Known Issues for On-Premises Appliance Version 77.6.0

The following known issues are included in this release.

Issue Number

Issue Description

Workaround

151069

Netskope forward to proxy feature cannot forward requests to the destination specified in forward to proxy profile if DNS cannot resolve the origin domain.

Add a DNS entry to resolve the origin domain.

113689

If timezone is configured on the OPLP appliance and timezone is also specified in the parser, then the date and time for the logs uploaded through the OPLP appliance is incorrect in Skope IT.

There is no workaround.

127783

'Failed to get hostname' error message in the nsforwarder.log file.

The error message does not impact the functionality and can be ignored.

127734

'Unable to read file' error message in the os_list.json file.

The error message does not impact the functionality and can be ignored.

127686

Traffic which is on non-standard HTTP(S) ports is getting dropped.
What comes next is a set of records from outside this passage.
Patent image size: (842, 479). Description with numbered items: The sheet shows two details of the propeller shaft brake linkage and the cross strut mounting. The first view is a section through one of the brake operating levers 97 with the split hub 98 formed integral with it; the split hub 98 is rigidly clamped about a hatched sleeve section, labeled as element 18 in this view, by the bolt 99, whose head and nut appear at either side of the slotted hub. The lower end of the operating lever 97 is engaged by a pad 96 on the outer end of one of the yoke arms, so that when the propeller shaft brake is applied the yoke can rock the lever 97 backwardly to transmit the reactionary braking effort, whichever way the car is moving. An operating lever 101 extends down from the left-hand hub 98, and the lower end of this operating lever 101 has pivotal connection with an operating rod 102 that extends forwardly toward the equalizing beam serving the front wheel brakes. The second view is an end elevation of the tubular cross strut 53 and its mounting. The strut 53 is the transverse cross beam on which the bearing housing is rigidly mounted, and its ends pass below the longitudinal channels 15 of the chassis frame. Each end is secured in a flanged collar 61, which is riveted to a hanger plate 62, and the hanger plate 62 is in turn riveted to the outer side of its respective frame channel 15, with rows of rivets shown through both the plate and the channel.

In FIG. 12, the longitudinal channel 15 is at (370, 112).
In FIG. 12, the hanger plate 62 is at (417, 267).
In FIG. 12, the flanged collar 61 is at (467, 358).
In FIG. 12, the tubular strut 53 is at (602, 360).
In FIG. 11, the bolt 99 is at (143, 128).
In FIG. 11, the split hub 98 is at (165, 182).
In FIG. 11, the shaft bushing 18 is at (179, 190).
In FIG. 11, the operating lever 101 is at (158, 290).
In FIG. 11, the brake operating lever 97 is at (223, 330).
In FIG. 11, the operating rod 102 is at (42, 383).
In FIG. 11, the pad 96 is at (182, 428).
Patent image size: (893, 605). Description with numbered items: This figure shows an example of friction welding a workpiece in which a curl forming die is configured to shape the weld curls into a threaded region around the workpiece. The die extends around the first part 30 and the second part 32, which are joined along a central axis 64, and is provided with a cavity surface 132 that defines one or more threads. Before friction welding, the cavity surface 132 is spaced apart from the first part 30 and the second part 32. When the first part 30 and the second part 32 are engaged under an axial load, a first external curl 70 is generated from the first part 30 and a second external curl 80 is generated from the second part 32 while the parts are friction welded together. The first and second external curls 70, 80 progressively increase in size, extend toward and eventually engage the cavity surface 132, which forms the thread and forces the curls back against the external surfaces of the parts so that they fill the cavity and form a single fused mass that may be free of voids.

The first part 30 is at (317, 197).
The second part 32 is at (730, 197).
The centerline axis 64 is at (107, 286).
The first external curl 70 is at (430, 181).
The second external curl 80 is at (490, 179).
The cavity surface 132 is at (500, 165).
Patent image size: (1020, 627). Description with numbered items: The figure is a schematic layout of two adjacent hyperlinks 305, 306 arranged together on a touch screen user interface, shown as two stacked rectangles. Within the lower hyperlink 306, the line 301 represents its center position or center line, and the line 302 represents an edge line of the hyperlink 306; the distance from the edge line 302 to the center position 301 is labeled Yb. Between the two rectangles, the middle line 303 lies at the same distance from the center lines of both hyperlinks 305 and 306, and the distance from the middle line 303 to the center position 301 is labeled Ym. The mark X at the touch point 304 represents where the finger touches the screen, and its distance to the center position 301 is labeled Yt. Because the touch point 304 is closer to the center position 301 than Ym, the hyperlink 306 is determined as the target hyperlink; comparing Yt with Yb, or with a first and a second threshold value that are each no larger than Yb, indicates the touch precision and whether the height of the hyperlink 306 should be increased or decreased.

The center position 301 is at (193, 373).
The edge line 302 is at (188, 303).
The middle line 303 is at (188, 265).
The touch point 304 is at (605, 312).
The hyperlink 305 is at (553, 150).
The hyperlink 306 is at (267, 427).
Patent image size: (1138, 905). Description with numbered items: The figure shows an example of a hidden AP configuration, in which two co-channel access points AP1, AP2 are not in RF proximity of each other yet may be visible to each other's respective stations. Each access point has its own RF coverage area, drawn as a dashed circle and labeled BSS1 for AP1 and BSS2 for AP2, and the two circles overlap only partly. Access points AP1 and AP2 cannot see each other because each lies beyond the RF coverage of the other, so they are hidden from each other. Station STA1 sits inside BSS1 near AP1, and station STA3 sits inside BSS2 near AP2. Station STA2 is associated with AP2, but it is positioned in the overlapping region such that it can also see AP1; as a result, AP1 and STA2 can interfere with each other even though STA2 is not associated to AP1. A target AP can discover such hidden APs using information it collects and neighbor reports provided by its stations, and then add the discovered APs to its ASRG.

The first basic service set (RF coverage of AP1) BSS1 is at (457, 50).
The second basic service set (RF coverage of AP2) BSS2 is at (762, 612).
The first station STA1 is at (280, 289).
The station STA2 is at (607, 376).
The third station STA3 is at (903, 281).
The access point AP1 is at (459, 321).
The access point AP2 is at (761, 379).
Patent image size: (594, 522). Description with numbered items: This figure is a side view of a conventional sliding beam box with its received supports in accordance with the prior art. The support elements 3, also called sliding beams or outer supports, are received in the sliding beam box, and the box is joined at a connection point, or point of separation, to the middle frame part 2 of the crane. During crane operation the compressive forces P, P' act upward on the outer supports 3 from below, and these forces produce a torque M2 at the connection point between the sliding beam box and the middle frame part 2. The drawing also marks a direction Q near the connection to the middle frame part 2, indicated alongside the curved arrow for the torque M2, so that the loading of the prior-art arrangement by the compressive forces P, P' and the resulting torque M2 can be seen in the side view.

You may see the following error: ERROR lcforwardproxy 111 APPMODULE 227: ...

The error message does not impact the functionality and can be ignored.

127290

The following error can be ignored: ERROR lcforwardproxy 101 SYNTHETIC 228:SyntheticTemplateConfig.cpp: trid= rqid= tenantid= user='' config block 'activity' is not allowed to be empty

There is no workaround.

127095

Time-based inline security policies is broken for customers using DPoP.

There is no workaround.

Currently, discovery / OPLP can accept log files, system logs, and custom parsers files in UTF-8 encoding only.

If these files are encoded using other encodings, we may fail to parse them properly. This will manifest as UnicodeDecodeError in our logs.

The best practice is to set UTF-8 as the default encoding in all pipelines feeding into OPLP. UTF-8 can handle any character set, so this will not result in any information loss.

For the log files that are already encoded without using UTF-8, convert these files to UTF-8 before uploading them to OPLP.

The following is an example using a file that is encoded in UTF-16.

  1. Unzip if log files are zipped.  In this example, the unzipped text file is logsample.log.

  2. Check current encoding used: file logsample.log > outputs “Little-endian UTF-16 Unicode text,”

  3. Convert it to UTF-8 as  iconv -c -f utf-16 -t utf-8 logsample.log > logsample_utf8.log

  4. Send logsample_utf8.log to OPLP either as a text file or zipped file.